The schoolteachers leave, and for a minute it’s just the two of them, the noise of the fair fading into background static. He reaches under the table for the last unopened bottle of blackberry mead he’s got, and when he hands it to her, their hands touch again, this time on purpose, her fingers wrapping around his for a beat longer than necessary. Her skin is soft, colder than his, because she’s been standing out in the October wind for hours. “I don’t sell this,” he says. “It’s for friends.”
She smiles, and it’s not the tight, polite smile he’s seen her wear in the local paper at commissioner events. It’s wide, genuine, crinkles the corners of her eyes. “I’d like to be your friend,” she says. She tucks a strand of chestnut hair behind her ear, and slips a crumpled scrap of grocery receipt paper into the breast pocket of his flannel shirt, her knuckles brushing his chest through the fabric.

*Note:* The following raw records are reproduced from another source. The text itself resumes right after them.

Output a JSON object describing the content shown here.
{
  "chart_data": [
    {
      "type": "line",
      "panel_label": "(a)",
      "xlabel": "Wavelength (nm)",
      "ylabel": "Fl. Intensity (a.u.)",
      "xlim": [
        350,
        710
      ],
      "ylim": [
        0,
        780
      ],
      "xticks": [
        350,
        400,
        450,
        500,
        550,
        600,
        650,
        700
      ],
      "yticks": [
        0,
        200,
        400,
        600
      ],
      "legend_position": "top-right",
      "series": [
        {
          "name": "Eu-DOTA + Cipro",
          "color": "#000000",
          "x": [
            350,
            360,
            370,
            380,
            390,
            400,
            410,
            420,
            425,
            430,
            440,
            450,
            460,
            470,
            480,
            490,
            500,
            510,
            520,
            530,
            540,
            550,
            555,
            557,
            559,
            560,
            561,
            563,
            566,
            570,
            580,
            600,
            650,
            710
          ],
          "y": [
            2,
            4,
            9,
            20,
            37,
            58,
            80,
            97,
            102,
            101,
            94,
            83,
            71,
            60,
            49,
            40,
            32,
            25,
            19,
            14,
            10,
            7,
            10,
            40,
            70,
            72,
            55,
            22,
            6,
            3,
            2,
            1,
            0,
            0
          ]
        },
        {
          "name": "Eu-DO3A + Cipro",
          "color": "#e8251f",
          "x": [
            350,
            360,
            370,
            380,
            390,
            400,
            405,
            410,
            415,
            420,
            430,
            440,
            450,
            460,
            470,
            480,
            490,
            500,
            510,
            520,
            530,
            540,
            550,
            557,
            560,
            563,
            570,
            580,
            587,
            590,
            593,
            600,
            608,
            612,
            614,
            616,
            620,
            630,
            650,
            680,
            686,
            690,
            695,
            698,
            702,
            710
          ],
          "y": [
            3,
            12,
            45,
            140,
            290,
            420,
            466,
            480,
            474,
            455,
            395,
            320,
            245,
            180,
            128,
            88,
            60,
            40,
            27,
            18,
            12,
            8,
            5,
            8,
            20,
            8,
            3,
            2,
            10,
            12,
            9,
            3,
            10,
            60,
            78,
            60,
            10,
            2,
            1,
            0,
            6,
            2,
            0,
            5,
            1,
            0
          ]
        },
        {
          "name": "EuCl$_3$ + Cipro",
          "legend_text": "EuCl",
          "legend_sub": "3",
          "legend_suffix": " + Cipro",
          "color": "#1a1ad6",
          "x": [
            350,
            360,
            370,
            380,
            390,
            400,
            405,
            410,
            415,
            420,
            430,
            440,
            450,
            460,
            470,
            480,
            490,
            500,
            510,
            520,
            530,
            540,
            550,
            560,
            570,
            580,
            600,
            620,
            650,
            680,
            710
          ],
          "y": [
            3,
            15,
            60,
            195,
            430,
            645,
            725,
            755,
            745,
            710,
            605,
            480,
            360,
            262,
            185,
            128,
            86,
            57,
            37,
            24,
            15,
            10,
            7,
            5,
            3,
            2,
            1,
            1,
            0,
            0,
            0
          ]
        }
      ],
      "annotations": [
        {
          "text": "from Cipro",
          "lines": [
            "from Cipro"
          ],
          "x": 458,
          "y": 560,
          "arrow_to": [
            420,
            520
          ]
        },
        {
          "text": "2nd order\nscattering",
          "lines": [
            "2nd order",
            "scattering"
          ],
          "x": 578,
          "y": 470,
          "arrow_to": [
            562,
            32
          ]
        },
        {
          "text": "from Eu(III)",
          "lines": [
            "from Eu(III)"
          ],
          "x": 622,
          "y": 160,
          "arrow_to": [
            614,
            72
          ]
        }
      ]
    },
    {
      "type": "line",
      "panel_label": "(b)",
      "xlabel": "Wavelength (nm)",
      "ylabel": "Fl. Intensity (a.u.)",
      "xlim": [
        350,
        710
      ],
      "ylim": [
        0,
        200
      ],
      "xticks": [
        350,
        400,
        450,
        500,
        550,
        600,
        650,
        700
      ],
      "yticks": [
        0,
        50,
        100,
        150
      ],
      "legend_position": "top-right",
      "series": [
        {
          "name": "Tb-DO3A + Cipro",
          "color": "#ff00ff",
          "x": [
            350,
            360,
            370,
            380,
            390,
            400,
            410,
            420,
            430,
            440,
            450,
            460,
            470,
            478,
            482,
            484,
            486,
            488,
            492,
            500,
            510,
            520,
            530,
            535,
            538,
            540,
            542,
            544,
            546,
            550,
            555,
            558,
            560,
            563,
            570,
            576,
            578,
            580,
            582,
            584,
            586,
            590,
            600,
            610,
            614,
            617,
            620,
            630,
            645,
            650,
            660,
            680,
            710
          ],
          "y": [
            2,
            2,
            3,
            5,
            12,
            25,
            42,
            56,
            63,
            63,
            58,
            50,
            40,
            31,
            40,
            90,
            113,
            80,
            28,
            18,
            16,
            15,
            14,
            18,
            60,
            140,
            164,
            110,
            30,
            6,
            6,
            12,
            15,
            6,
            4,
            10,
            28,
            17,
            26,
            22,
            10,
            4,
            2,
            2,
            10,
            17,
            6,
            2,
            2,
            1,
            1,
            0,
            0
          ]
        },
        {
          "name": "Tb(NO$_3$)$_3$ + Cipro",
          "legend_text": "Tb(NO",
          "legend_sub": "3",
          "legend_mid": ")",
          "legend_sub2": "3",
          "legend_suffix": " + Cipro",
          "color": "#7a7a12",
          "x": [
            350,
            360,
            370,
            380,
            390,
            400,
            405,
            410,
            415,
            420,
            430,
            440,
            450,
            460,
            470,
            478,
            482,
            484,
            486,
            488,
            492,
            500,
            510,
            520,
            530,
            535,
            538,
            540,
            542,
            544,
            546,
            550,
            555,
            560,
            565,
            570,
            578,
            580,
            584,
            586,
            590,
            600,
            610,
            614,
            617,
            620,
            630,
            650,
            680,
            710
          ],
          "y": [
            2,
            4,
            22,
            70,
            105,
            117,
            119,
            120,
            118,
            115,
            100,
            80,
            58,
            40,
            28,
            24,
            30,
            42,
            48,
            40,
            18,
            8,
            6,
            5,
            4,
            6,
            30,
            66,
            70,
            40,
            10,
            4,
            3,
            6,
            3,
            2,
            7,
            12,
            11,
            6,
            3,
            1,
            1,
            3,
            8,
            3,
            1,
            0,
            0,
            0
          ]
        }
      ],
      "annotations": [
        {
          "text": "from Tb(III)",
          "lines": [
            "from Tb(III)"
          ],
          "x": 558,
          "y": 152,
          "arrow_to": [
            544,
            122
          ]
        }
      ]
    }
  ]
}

He doesn’t have to look to know it’s her phone number.
She tucks the bottle of mead into the canvas tote bag slung over her shoulder, and turns to walk away, her boots crunching on the fallen oak leaves scattered across the fairgrounds. He watches her weave through the crowd, pausing to wave at a group of kids she knows, and he can hear her laugh over the sound of the country band playing on the main stage. He pulls the scrap of paper out of his pocket, folds it twice, and tucks it into the inner pocket of his waxed canvas jacket, where he keeps his bee smoker lighter and the tattered photo of his grandma who taught him how to make mead. A group of college kids walks up to the booth, yelling over each other to ask for samples, and he taps the inner pocket of his jacket twice before turning to pour them each a cup of wildflower mead, already mentally clearing his calendar for Saturday.